2. Jangka waktu Periode Penugasan
Profesional:
a. Periode Penugasan Profesional
dimulai sejak dimulainya pekerjaan lapangan atau penandatanganan penugasan,
mana yang lebih dahulu.
b. Periode Penugasan Profesional
berakhir pada saat tanggal laporan Akuntan atau pemberitahuan secara tertulis
oleh Akuntan atau klien kepada Bapepam bahwa penugasan telah selesai, mana yang
lebih dahulu.
3. Dalam memberikan jasa
profesional, khususnya dalam memberikan opini atau penilaian, Akuntan wajib senantiasa
mempertahankan sikap independen. Akuntan tidak independen apabila selama
Periode Audit dan selama Periode Penugasan Profesionalnya, baik Akuntan, Kantor
Akuntan Publik, maupun Orang Dalam Kantor Akuntan Publik :
a. mempunyai kepentingan keuangan
langsung atau tidak langsung yang material pada klien, seperti :
1) investasi pada klien; atau
2) kepentingan keuangan lain pada
klien yang dapat menimbulkan benturan kepentingan.
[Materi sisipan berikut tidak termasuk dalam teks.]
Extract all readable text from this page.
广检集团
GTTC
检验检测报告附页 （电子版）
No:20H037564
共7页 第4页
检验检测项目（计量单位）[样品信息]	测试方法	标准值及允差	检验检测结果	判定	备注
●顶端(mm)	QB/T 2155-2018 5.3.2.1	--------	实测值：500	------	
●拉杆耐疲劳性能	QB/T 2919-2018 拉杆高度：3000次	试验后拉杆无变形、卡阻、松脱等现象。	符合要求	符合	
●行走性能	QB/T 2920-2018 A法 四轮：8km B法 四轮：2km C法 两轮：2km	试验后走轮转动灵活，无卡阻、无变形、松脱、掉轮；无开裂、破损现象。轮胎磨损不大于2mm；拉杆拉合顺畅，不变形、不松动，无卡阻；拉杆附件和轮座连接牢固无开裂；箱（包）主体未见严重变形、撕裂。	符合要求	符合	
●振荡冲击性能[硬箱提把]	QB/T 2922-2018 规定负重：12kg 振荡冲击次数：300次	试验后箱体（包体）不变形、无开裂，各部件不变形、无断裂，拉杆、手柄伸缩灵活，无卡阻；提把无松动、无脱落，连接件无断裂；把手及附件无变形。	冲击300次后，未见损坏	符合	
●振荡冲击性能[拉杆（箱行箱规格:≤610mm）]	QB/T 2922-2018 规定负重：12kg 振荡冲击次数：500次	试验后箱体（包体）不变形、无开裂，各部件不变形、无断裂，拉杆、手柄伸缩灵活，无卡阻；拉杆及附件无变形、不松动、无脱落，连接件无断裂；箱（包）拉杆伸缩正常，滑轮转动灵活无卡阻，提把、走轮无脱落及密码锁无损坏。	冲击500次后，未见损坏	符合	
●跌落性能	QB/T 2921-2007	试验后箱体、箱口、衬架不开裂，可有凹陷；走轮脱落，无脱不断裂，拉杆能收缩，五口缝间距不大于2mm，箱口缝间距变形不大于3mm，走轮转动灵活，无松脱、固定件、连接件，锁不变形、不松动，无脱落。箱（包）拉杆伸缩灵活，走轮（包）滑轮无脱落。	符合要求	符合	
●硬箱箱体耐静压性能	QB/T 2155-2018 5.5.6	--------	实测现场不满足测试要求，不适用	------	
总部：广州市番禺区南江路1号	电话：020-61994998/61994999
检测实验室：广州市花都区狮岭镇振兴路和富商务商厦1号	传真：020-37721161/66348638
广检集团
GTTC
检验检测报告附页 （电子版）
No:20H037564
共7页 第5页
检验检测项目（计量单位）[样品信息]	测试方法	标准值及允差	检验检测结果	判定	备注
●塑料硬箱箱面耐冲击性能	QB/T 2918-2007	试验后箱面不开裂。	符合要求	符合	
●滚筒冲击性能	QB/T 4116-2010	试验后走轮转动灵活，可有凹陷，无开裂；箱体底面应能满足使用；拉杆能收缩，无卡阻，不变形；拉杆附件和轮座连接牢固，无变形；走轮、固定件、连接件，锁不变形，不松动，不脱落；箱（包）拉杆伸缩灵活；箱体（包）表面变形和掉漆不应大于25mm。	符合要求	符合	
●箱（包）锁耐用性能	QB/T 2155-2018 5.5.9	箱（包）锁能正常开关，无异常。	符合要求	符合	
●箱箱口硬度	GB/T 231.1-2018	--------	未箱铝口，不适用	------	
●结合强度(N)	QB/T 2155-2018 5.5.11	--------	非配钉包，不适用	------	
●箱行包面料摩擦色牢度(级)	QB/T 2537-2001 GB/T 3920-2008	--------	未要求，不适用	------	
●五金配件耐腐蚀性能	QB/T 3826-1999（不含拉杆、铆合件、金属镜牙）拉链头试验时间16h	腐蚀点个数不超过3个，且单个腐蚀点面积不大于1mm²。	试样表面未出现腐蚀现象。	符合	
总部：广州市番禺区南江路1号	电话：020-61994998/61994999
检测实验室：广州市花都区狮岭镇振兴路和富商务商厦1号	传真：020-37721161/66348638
b. mempunyai hubungan pekerjaan
dengan klien, seperti :
1) merangkap sebagai Karyawan Kunci
pada klien;
2) memiliki Anggota Keluarga Dekat
yang bekerja pada klien sebagai Karyawan Kunci dalam bidang akuntansi dan
keuangan;
3) mempunyai mantan rekan atau
karyawan profesional dari Kantor Akuntan Publik yang bekerja pada klien sebagai
Karyawan Kunci dalam bidang akuntansi dan keuangan, kecuali setelah lebih dari
1 (satu) tahun tidak bekerja lagi pada Kantor Akuntan Publik yang bersangkutan;
atau
4) mempunyai rekan atau karyawan
profesional dari Kantor Akuntan Publik yang sebelumnya pernah bekerja pada
klien sebagai Karyawan Kunci dalam bidang akuntansi dan keuangan, kecuali yang
bersangkutan tidak ikut melaksanakan audit terhadap klien tersebut dalam
Periode Audit.
c. mempunyai hubungan usaha secara
langsung atau tidak langsung yang material dengan klien, atau dengan karyawan
kunci yang bekerja pada klien, atau dengan pemegang saham utama klien. Hubungan
usaha dalam butir ini tidak termasuk hubungan usaha dalam hal Akuntan, Kantor Akuntan
Publik, atau Orang Dalam Kantor Akuntan Publik memberikan jasa audit atau non
audit kepada klien, atau merupakan konsumen dari
produk barang atau jasa klien dalam
rangka menunjang kegiatan rutin.
d. memberikan jasa-jasa non audit
kepada klien seperti :
1) pembukuan atau jasa lain yang
berhubungan dengan catatan akuntansi klien;
2) atau laporan keuangan;
3) desain sistim informasi keuangan
dan implementasi;
4) penilaian atau opini kewajaran
(fairness opinion);
5) aktuaria;
6) audit internal;
7) konsultasi manajemen;
8) konsultasi sumber daya manusia;
9) konsultasi perpajakan;
10) Penasihat Investasi dan
keuangan; atau
11) jasa-jasa lain yang dapat
menimbulkan benturan kepentingan
e. memberikan jasa atau produk
kepada klien dengan dasar Fee Kontinjen atau komisi, atau menerima Fee Kontinjen
atau komisi dari klien.
4. Sistim Pengendalian Mutu Kantor
Akuntan Publik wajib mempunyai sistem pengendalian mutu dengan tingkat
keyakinan yang memadai bahwa Kantor Akuntan Publik atau karyawannya dapat
menjaga sikap independen dengan mempertimbangkan ukuran dan sifat praktik dari
Kantor Akuntan Publik tersebut.
5. Pembatasan Penugasan Audit
a. Pemberian jasa audit umum atas
laporan keuangan klien hanya dapat dilakukan oleh Kantor Akuntan Publik
paling lama untuk 5 (lima) tahun
buku berturut-turut dan oleh seorang Akuntan paling lama untuk 3 (tiga) tahun
buku berturut-turut.
b. Kantor Akuntan Publik dan Akuntan
dapat menerima penugasan audit kembali untuk klien tersebut setelah 3 (tiga)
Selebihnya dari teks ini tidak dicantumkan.